The above figure can be understand in terms of Molecular orbital theory.According to this theory the electrons are not assigned to individual bonds between atoms, but are treated as moving under the influence of the nuclei in the whole molecule they are the fundamental constituents of matter involved in bonding,. Electrons are shared among individual atoms in a molecule to form covalent chemical bonds. Generally, up to three bonds can form between atoms in a molecule. Single, or sigma covalent bonds which result from the interaction between the nuclei of two discrete atoms; multiple bonds then can result due to the additional formation of pi bonds between overlapping orbitals of like symmetries.Electrons in sigma bonds are located between the nuclei, while electrons in pi bonds are delocalized in regions above and below the nuclei.This theory uses a linear combination of atomic orbitals (LCAO) to represent molecular orbitals resulting from bonds between atoms. These orbitals are divided into 1.Bonding orbitals
2.Anti-bonding orbitals, and
3.Non-bonding orbitals.
The Schrödinger equation is used to build up the orbital bases of an atom or molecule. A molecular orbital is a Schrödinger orbital that includes two or more nuclei.
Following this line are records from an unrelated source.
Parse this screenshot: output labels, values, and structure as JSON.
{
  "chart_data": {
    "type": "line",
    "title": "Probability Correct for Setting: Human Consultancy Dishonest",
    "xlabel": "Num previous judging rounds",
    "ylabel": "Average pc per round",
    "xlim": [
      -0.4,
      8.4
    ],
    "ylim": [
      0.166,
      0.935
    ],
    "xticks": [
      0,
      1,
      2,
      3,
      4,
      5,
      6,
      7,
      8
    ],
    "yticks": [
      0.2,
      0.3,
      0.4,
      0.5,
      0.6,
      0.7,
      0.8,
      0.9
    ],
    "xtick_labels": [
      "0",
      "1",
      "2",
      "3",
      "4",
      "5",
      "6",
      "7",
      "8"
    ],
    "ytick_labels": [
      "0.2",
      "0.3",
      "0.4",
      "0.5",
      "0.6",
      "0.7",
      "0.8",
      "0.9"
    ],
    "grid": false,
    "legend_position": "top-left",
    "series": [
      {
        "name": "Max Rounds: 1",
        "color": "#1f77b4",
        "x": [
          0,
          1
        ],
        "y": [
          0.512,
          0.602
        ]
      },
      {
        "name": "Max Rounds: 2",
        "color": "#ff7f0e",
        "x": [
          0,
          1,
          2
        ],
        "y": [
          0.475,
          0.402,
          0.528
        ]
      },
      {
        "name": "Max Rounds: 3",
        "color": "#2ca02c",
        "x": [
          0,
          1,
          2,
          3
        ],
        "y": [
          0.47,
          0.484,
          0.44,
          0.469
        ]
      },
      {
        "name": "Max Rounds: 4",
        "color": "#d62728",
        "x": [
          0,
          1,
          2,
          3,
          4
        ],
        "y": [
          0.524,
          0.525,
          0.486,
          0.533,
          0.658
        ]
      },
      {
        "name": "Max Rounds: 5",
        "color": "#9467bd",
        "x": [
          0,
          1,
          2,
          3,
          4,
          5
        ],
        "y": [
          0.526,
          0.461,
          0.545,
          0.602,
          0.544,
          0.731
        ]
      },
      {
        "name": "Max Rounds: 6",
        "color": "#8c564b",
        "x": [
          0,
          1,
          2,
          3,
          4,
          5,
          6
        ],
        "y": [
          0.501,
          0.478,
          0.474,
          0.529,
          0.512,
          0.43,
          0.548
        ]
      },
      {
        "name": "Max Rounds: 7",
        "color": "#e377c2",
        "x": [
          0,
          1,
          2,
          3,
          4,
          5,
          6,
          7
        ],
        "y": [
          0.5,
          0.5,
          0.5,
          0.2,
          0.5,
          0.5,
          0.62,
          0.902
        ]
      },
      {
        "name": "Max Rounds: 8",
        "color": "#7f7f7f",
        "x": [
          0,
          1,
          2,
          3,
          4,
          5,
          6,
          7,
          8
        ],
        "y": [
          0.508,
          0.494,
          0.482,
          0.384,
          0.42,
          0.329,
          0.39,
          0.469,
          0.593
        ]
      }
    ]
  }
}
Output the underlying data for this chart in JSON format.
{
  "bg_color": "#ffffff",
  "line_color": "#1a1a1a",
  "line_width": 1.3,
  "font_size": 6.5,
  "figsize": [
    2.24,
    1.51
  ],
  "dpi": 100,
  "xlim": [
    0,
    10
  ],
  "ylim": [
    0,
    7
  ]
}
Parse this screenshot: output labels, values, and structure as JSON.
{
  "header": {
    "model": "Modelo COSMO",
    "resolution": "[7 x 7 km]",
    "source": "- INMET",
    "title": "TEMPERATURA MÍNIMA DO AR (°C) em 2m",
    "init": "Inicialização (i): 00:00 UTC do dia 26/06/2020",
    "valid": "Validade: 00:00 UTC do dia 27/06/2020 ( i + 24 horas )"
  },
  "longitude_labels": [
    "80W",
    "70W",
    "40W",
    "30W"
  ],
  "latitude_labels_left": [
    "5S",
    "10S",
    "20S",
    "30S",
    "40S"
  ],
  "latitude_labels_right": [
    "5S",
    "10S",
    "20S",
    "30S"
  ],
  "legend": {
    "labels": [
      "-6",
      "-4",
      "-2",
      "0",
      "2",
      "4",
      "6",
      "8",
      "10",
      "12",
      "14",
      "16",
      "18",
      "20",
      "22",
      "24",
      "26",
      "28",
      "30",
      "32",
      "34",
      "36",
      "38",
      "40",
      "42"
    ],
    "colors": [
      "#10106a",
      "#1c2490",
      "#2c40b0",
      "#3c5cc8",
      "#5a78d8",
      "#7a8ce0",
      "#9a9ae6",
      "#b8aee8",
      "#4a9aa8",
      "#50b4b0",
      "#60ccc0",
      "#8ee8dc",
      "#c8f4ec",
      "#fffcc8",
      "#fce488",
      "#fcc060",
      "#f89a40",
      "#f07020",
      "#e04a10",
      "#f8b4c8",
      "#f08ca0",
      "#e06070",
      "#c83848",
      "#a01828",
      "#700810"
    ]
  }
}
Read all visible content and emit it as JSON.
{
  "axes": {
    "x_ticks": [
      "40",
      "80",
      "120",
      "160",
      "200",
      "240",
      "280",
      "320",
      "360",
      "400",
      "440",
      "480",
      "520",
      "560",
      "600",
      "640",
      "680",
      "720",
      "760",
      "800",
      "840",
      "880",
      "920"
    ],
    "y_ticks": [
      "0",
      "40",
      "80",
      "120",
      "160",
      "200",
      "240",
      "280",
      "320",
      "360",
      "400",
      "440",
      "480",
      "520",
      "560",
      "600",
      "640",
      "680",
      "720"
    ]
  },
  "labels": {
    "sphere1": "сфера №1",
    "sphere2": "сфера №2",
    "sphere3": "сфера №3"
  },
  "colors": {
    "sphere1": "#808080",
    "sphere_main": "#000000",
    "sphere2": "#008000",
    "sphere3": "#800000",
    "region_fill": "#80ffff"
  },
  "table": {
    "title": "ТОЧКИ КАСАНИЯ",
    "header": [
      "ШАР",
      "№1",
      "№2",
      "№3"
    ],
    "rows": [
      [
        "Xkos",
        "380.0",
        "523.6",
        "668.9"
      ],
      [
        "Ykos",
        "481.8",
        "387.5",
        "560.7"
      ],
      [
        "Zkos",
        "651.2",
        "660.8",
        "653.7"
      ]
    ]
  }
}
If this orbital is of the type in which the electron(s) in the orbital have a higher probability of being between nuclei than elsewhere, the orbital will be a bonding orbital, and will tend to hold the nuclei together. A bonding orbital is of lower energy than the two contributing atomic bases. For bonding orbitals, the atomic orbital of lower energy contributes more to the molecular orbital, causing the molecular orbital to more closely resemble it. If the electrons tend to be present in a molecular orbital in which they spend more time elsewhere than between the nuclei, the orbital will function as an anti-bonding orbital and will actually weaken the bond. Conversely, an antibonding orbital will more closely resemble the higher energy atomic basis. Electrons in non-bonding orbitals tend to be in deep orbitals associated almost entirely with one nucleus or the other, and thus they spend equal time within as they do between nuclei. These electrons neither contribute to nor detract from bond strength and thus are reffered to as lone pairs.
Now in the above figure the orbitals are combining resulting in the formation of bonding and anti-bonding orbitals.Like 1s combine to form bonding and anti-bonding orbitals.Similarly for 2pz and 2px.Filling of electrons in these orbitals follow the rules-Aufbau’s principle,Hund’s rule and Pauli’s Exclusion principle.Energy is increasing towards upwards which shows bonding orbitals have lower energy than anti-bonding orbitals.